Comme il fallait s'y attendre, le diablogueur n'a pas pu résister à la tentation, n'hésitant pas à nous remettre une seconde dose de Méliès (prononcé le -s). C'est que le personnage est attachant et intéressant au possible comme le prouve la quantité de titres élogieux qui lui ont été attribués: l'homme-orchestre, l'alchimiste de la lumière, le (premier) magicien du cinéma. À la fin de sa vie et après sa disparition en 1938, ce sont les distinctions et les hommages qui ont plu sur cet ancien prestidigitateur reconverti au cinéma après avoir admiré la 1ère représentation du Cinématographe des frères Lumière en 1895. Tel fut le choc que Méliès essaya coûte que coûte et en vain de racheter le brevet de la merveilleuse machine à ses créateurs. Cependant cet échec ne l'empêcha pas de se lancer dans l'aventure cinématographique et bien lui en prit. En fait, Méliès a cru de toute son âme en cette nouvelle invention bien plus que ses créateurs eux-mêmes. Je vous propose voir la suite en images avec un extrait du plus bel hommage qu'on puisse rendre à Méliès c'est à dire un film. En l'occurrence, celui d'un spécialiste en la matière, Martin Scorcese et son Hugo Cabret (2011) où sont honorés le cinéma (muet) des premiers temps et en particulier Georges Méliès.

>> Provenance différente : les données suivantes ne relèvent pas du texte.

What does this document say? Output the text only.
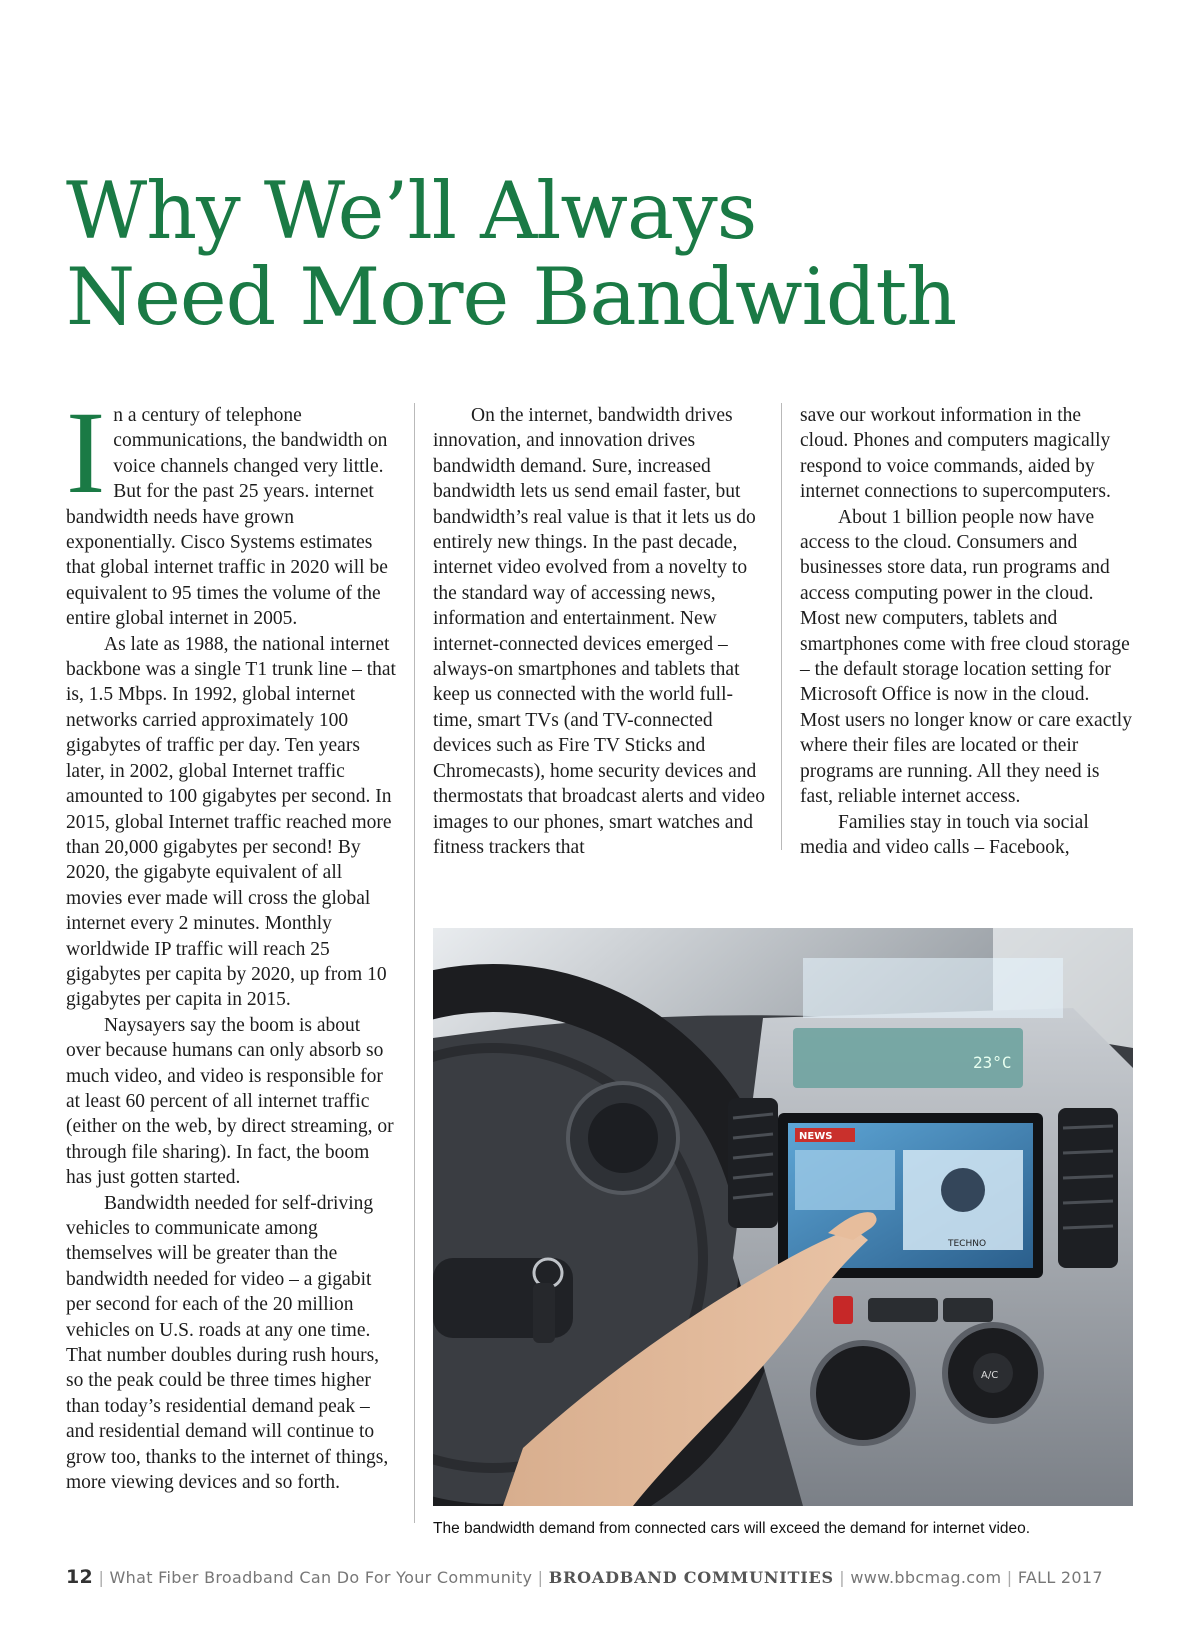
Why We’ll Always
Need More Bandwidth

In a century of telephone communications, the bandwidth on voice channels changed very little. But for the past 25 years. internet bandwidth needs have grown exponentially. Cisco Systems estimates that global internet traffic in 2020 will be equivalent to 95 times the volume of the entire global internet in 2005.

As late as 1988, the national internet backbone was a single T1 trunk line – that is, 1.5 Mbps. In 1992, global internet networks carried approximately 100 gigabytes of traffic per day. Ten years later, in 2002, global Internet traffic amounted to 100 gigabytes per second. In 2015, global Internet traffic reached more than 20,000 gigabytes per second! By 2020, the gigabyte equivalent of all movies ever made will cross the global internet every 2 minutes. Monthly worldwide IP traffic will reach 25 gigabytes per capita by 2020, up from 10 gigabytes per capita in 2015.

Naysayers say the boom is about over because humans can only absorb so much video, and video is responsible for at least 60 percent of all internet traffic (either on the web, by direct streaming, or through file sharing). In fact, the boom has just gotten started.

Bandwidth needed for self-driving vehicles to communicate among themselves will be greater than the bandwidth needed for video – a gigabit per second for each of the 20 million vehicles on U.S. roads at any one time. That number doubles during rush hours, so the peak could be three times higher than today’s residential demand peak – and residential demand will continue to grow too, thanks to the internet of things, more viewing devices and so forth.

On the internet, bandwidth drives innovation, and innovation drives bandwidth demand. Sure, increased bandwidth lets us send email faster, but bandwidth’s real value is that it lets us do entirely new things. In the past decade, internet video evolved from a novelty to the standard way of accessing news, information and entertainment. New internet-connected devices emerged – always-on smartphones and tablets that keep us connected with the world full-time, smart TVs (and TV-connected devices such as Fire TV Sticks and Chromecasts), home security devices and thermostats that broadcast alerts and video images to our phones, smart watches and fitness trackers that

save our workout information in the cloud. Phones and computers magically respond to voice commands, aided by internet connections to supercomputers.

About 1 billion people now have access to the cloud. Consumers and businesses store data, run programs and access computing power in the cloud. Most new computers, tablets and smartphones come with free cloud storage – the default storage location setting for Microsoft Office is now in the cloud. Most users no longer know or care exactly where their files are located or their programs are running. All they need is fast, reliable internet access.

Families stay in touch via social media and video calls – Facebook,

23°C
NEWS
TECHNO
A/C
The bandwidth demand from connected cars will exceed the demand for internet video.
12 | What Fiber Broadband Can Do For Your Community | BROADBAND COMMUNITIES | www.bbcmag.com | FALL 2017
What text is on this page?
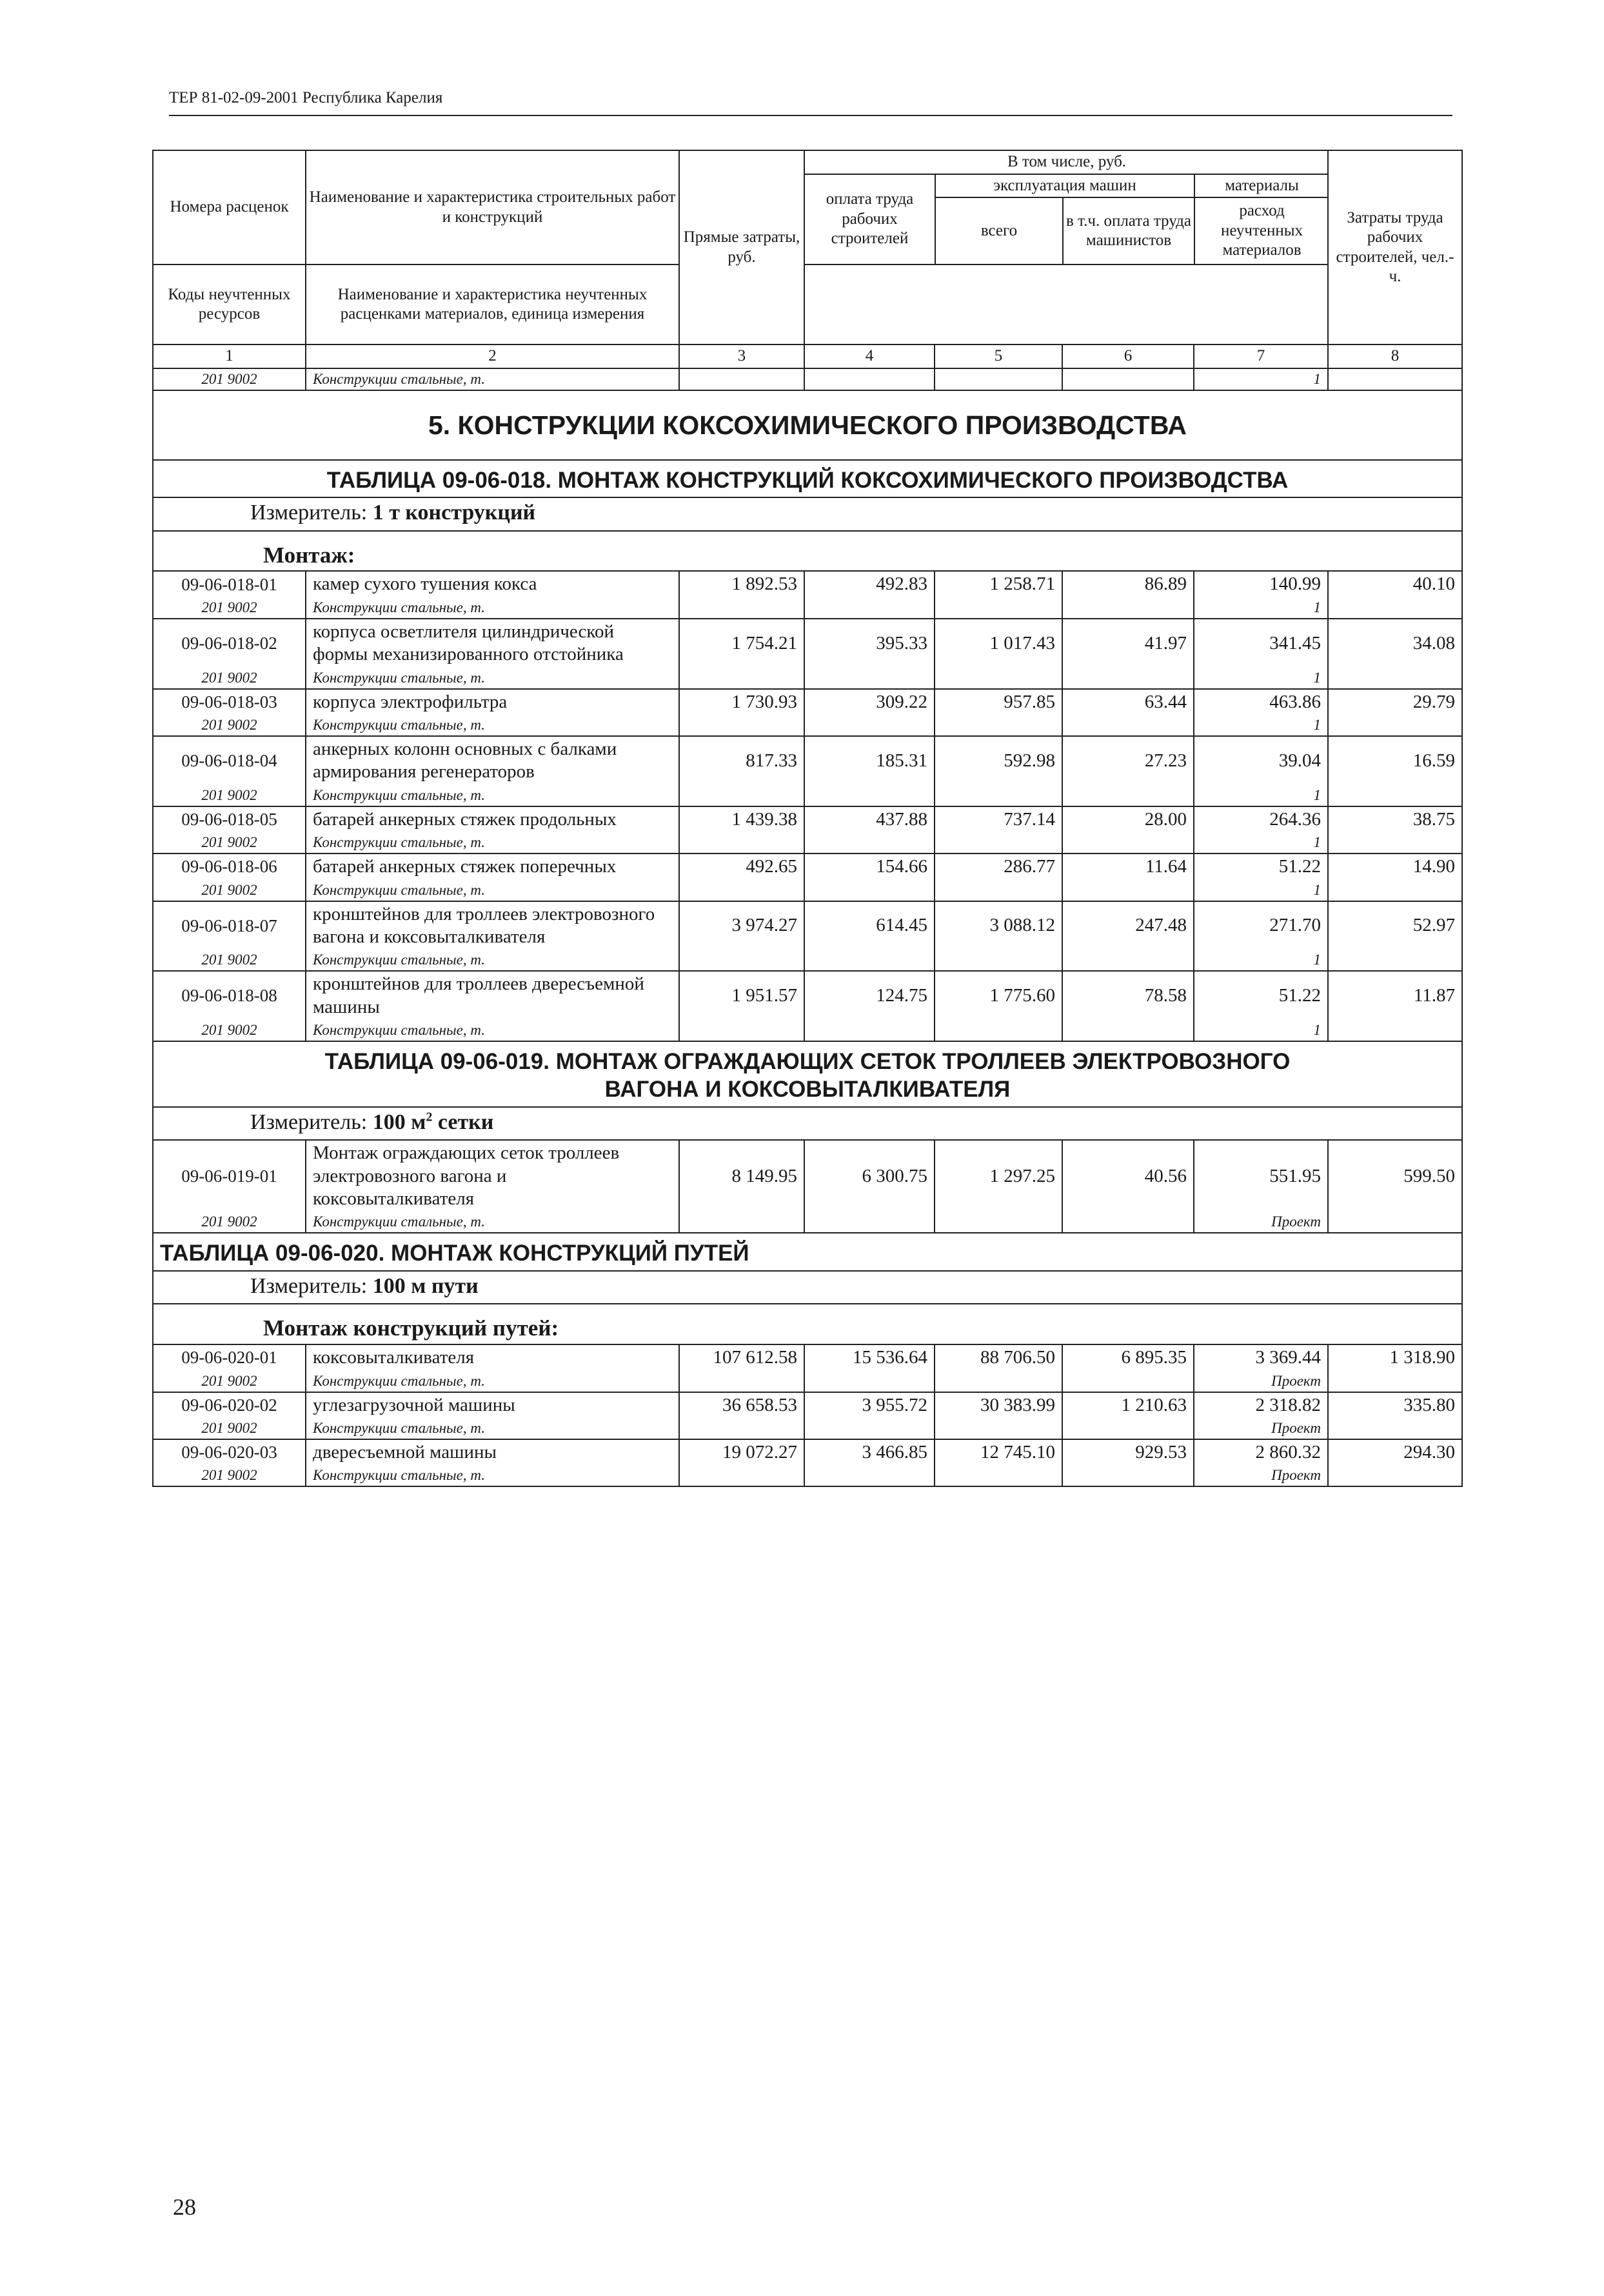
ТЕР 81-02-09-2001 Республика Карелия
Номера расценок	Наименование и характеристика строительных работ и конструкций	Прямые затраты, руб.	
В том числе, руб.
оплата труда рабочих строителей	эксплуатация машин	материалы
всего	в т.ч. оплата труда машинистов	расход неучтенных материалов
	Затраты труда рабочих строителей, чел.-ч.
Коды неучтенных ресурсов	Наименование и характеристика неучтенных расценками материалов, единица измерения
1	2	3	4	5	6	7	8
201 9002	Конструкции стальные, т.					1	
5. КОНСТРУКЦИИ КОКСОХИМИЧЕСКОГО ПРОИЗВОДСТВА
ТАБЛИЦА 09-06-018. МОНТАЖ КОНСТРУКЦИЙ КОКСОХИМИЧЕСКОГО ПРОИЗВОДСТВА
Измеритель: 1 т конструкций
Монтаж:
09-06-018-01	камер сухого тушения кокса	1 892.53	492.83	1 258.71	86.89	140.99	40.10
201 9002	Конструкции стальные, т.					1	
09-06-018-02	корпуса осветлителя цилиндрической формы механизированного отстойника	1 754.21	395.33	1 017.43	41.97	341.45	34.08
201 9002	Конструкции стальные, т.					1	
09-06-018-03	корпуса электрофильтра	1 730.93	309.22	957.85	63.44	463.86	29.79
201 9002	Конструкции стальные, т.					1	
09-06-018-04	анкерных колонн основных с балками армирования регенераторов	817.33	185.31	592.98	27.23	39.04	16.59
201 9002	Конструкции стальные, т.					1	
09-06-018-05	батарей анкерных стяжек продольных	1 439.38	437.88	737.14	28.00	264.36	38.75
201 9002	Конструкции стальные, т.					1	
09-06-018-06	батарей анкерных стяжек поперечных	492.65	154.66	286.77	11.64	51.22	14.90
201 9002	Конструкции стальные, т.					1	
09-06-018-07	кронштейнов для троллеев электровозного вагона и коксовыталкивателя	3 974.27	614.45	3 088.12	247.48	271.70	52.97
201 9002	Конструкции стальные, т.					1	
09-06-018-08	кронштейнов для троллеев двересъемной машины	1 951.57	124.75	1 775.60	78.58	51.22	11.87
201 9002	Конструкции стальные, т.					1	

ТАБЛИЦА 09-06-019. МОНТАЖ ОГРАЖДАЮЩИХ СЕТОК ТРОЛЛЕЕВ ЭЛЕКТРОВОЗНОГО
ВАГОНА И КОКСОВЫТАЛКИВАТЕЛЯ

Измеритель: 100 $м^2$ сетки
09-06-019-01	Монтаж ограждающих сеток троллеев электровозного вагона и коксовыталкивателя	8 149.95	6 300.75	1 297.25	40.56	551.95	599.50
201 9002	Конструкции стальные, т.					Проект	
ТАБЛИЦА 09-06-020. МОНТАЖ КОНСТРУКЦИЙ ПУТЕЙ
Измеритель: 100 м пути
Монтаж конструкций путей:
09-06-020-01	коксовыталкивателя	107 612.58	15 536.64	88 706.50	6 895.35	3 369.44	1 318.90
201 9002	Конструкции стальные, т.					Проект	
09-06-020-02	углезагрузочной машины	36 658.53	3 955.72	30 383.99	1 210.63	2 318.82	335.80
201 9002	Конструкции стальные, т.					Проект	
09-06-020-03	двересъемной машины	19 072.27	3 466.85	12 745.10	929.53	2 860.32	294.30
201 9002	Конструкции стальные, т.					Проект	
28
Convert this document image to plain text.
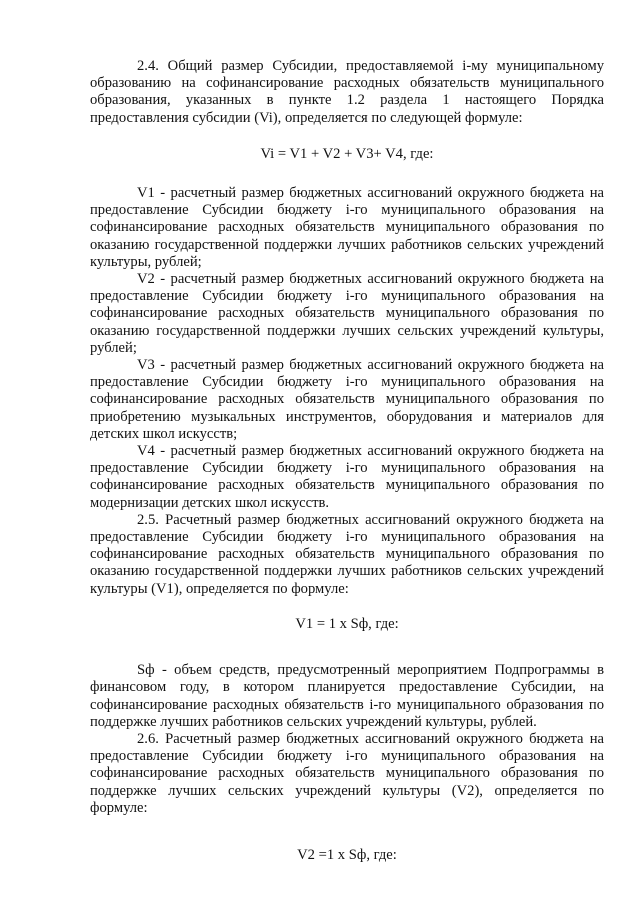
2.4. Общий размер Субсидии, предоставляемой i-му муниципальному образованию на софинансирование расходных обязательств муниципального образования, указанных в пункте 1.2 раздела 1 настоящего Порядка предоставления субсидии (Vi), определяется по следующей формуле:

Vi = V1 + V2 + V3+ V4, где:

V1 - расчетный размер бюджетных ассигнований окружного бюджета на предоставление Субсидии бюджету i-го муниципального образования на софинансирование расходных обязательств муниципального образования по оказанию государственной поддержки лучших работников сельских учреждений культуры, рублей;

V2 - расчетный размер бюджетных ассигнований окружного бюджета на предоставление Субсидии бюджету i-го муниципального образования на софинансирование расходных обязательств муниципального образования по оказанию государственной поддержки лучших сельских учреждений культуры, рублей;

V3 - расчетный размер бюджетных ассигнований окружного бюджета на предоставление Субсидии бюджету i-го муниципального образования на софинансирование расходных обязательств муниципального образования по приобретению музыкальных инструментов, оборудования и материалов для детских школ искусств;

V4 - расчетный размер бюджетных ассигнований окружного бюджета на предоставление Субсидии бюджету i-го муниципального образования на софинансирование расходных обязательств муниципального образования по модернизации детских школ искусств.

2.5. Расчетный размер бюджетных ассигнований окружного бюджета на предоставление Субсидии бюджету i-го муниципального образования на софинансирование расходных обязательств муниципального образования по оказанию государственной поддержки лучших работников сельских учреждений культуры (V1), определяется по формуле:

V1 = 1 x Sф, где:

Sф - объем средств, предусмотренный мероприятием Подпрограммы в финансовом году, в котором планируется предоставление Субсидии, на софинансирование расходных обязательств i-го муниципального образования по поддержке лучших работников сельских учреждений культуры, рублей.

2.6. Расчетный размер бюджетных ассигнований окружного бюджета на предоставление Субсидии бюджету i-го муниципального образования на софинансирование расходных обязательств муниципального образования по поддержке лучших сельских учреждений культуры (V2), определяется по формуле:

V2 =1 x Sф, где:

Si, comme il est unanimement reconnu, la France a régné dans le domaine cinématographique jusqu'à la Première Guerre mondiale (relayée ensuite par l'Allemagne et les États-Unis), c'est en grande partie grâce à Monsieur Méliès. Malheureusement pour celui-ci aussi la Grande Guerre va signifier la ruine, la fin de sa carrière et l'oubli. On le retrouve bien des années plus tard simple vendeur de bonbons et jouets à la Gare Montparnasse. Triste sort pour un génie. Quant à son oeuvre, la majorité de ses films furent détruits ou fondus pour en extraire l'argent ou pour les transformer en peignes ou en baleines pour corset, Méliès lui-même détruisant ses copies personnelles dans un accès de colère. Paradoxalement ce sont les copies piratées de ses films (et oui déjà à l'époque...) ou d'autres confisquées qui ont en partie provoqué sa ruine qui vont aussi permettre le sauvetage de beaucoup de ses films. Il fallut attendre l'année 1929 pour que ses films soient de nouveau projetés et récoltent un triomphe lors d'un gala en son honneur à la salle Pleyel puis en 1931, il reçoit une Légion d'honneur plus que méritée lors d'un banquet qui convie plus de 800 personnes. Cet épisode-là est aussi repris dans le film de Scorcese.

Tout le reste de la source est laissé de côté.